Ricotta

La ricotta fresca, ottenuta da siero di latte vaccino, ovino, caprino o misto, ha una forma cilindrica e il peso delle formelle è variabile da 100 a 500 g. L’aspetto esterno presenta una superficie ruvida, di colore bianco latte. Il sapore è tipico di latticino fresco, delicatamente acidulo. L’odore è caratteristico, fragrante. In ogni granello di ricotta si sente il sapore del cielo e dei prati pugliesi. Basta visitare una delle tante masserie o entrare nei caseifici locali per apprendere da un casaro la tradizionale preparazione della ricotta: “vieni, che ti dico come si fa.
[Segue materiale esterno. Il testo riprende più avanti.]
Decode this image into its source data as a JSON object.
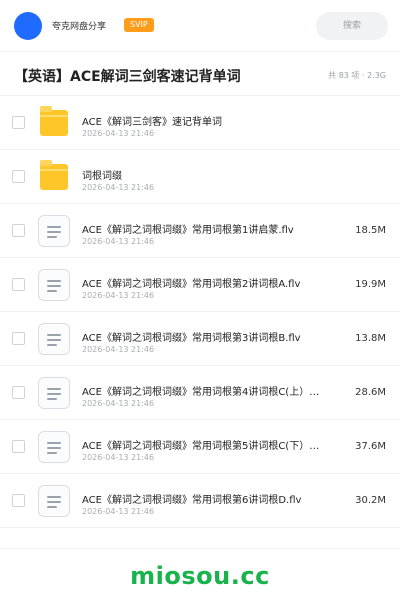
{
  "header": {
    "share_title": "夸克网盘分享",
    "svip_label": "SVIP",
    "search_label": "搜索"
  },
  "folder": {
    "title": "【英语】ACE解词三剑客速记背单词",
    "meta": "共 83 项 · 2.3G"
  },
  "files": [
    {
      "name": "ACE《解词三剑客》速记背单词",
      "date": "2026-04-13 21:46",
      "type": "folder",
      "icon": "folder-icon",
      "size": ""
    },
    {
      "name": "词根词缀",
      "date": "2026-04-13 21:46",
      "type": "folder",
      "icon": "folder-icon",
      "size": ""
    },
    {
      "name": "ACE《解词之词根词缀》常用词根第1讲启蒙.flv",
      "date": "2026-04-13 21:46",
      "type": "video",
      "icon": "video-file-icon",
      "size": "18.5M"
    },
    {
      "name": "ACE《解词之词根词缀》常用词根第2讲词根A.flv",
      "date": "2026-04-13 21:46",
      "type": "video",
      "icon": "video-file-icon",
      "size": "19.9M"
    },
    {
      "name": "ACE《解词之词根词缀》常用词根第3讲词根B.flv",
      "date": "2026-04-13 21:46",
      "type": "video",
      "icon": "video-file-icon",
      "size": "13.8M"
    },
    {
      "name": "ACE《解词之词根词缀》常用词根第4讲词根C(上）…",
      "date": "2026-04-13 21:46",
      "type": "video",
      "icon": "video-file-icon",
      "size": "28.6M"
    },
    {
      "name": "ACE《解词之词根词缀》常用词根第5讲词根C(下）…",
      "date": "2026-04-13 21:46",
      "type": "video",
      "icon": "video-file-icon",
      "size": "37.6M"
    },
    {
      "name": "ACE《解词之词根词缀》常用词根第6讲词根D.flv",
      "date": "2026-04-13 21:46",
      "type": "video",
      "icon": "video-file-icon",
      "size": "30.2M"
    }
  ],
  "footer": {
    "brand": "miosou.cc"
  },
  "colors": {
    "avatar": "#1f6bff",
    "svip": "#ff9c1a",
    "folder": "#ffc629",
    "brand": "#18b34a"
  }
}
Appena si munge il latte, metti il caglio e aspetti per un po’, quando il latte si è cagliato, gira, gira e poi mettilo nelle fiscelle, metti il siero sul fuoco. Si cola per raccogliere le briciole di latte cagliato e poi si aggiunge latte, si gira lentamente, fuoco dolce fin tanto che non esce la ricotta”. Dopo filtrazione, il siero è posto in caldaie di rame o acciaio, viene riscaldato lentamente a fuoco diretto fino al raggiungimento della temperatura di circa 70 °C, mantenendo la massa in agitazione con uno spino di legno. Si procede all’aggiunta di latte ed, eventualmente, sale. La temperatura viene poi innalzata a 83-95°C. Quando affiorano le siero-proteine, il riscaldamento viene sospeso e si lascia riposare per una quindicina di minuti. Successivamente la massa viene raccolta mediante schiumarola e sistemata in fiscelle. Il prodotto viene venduto fresco.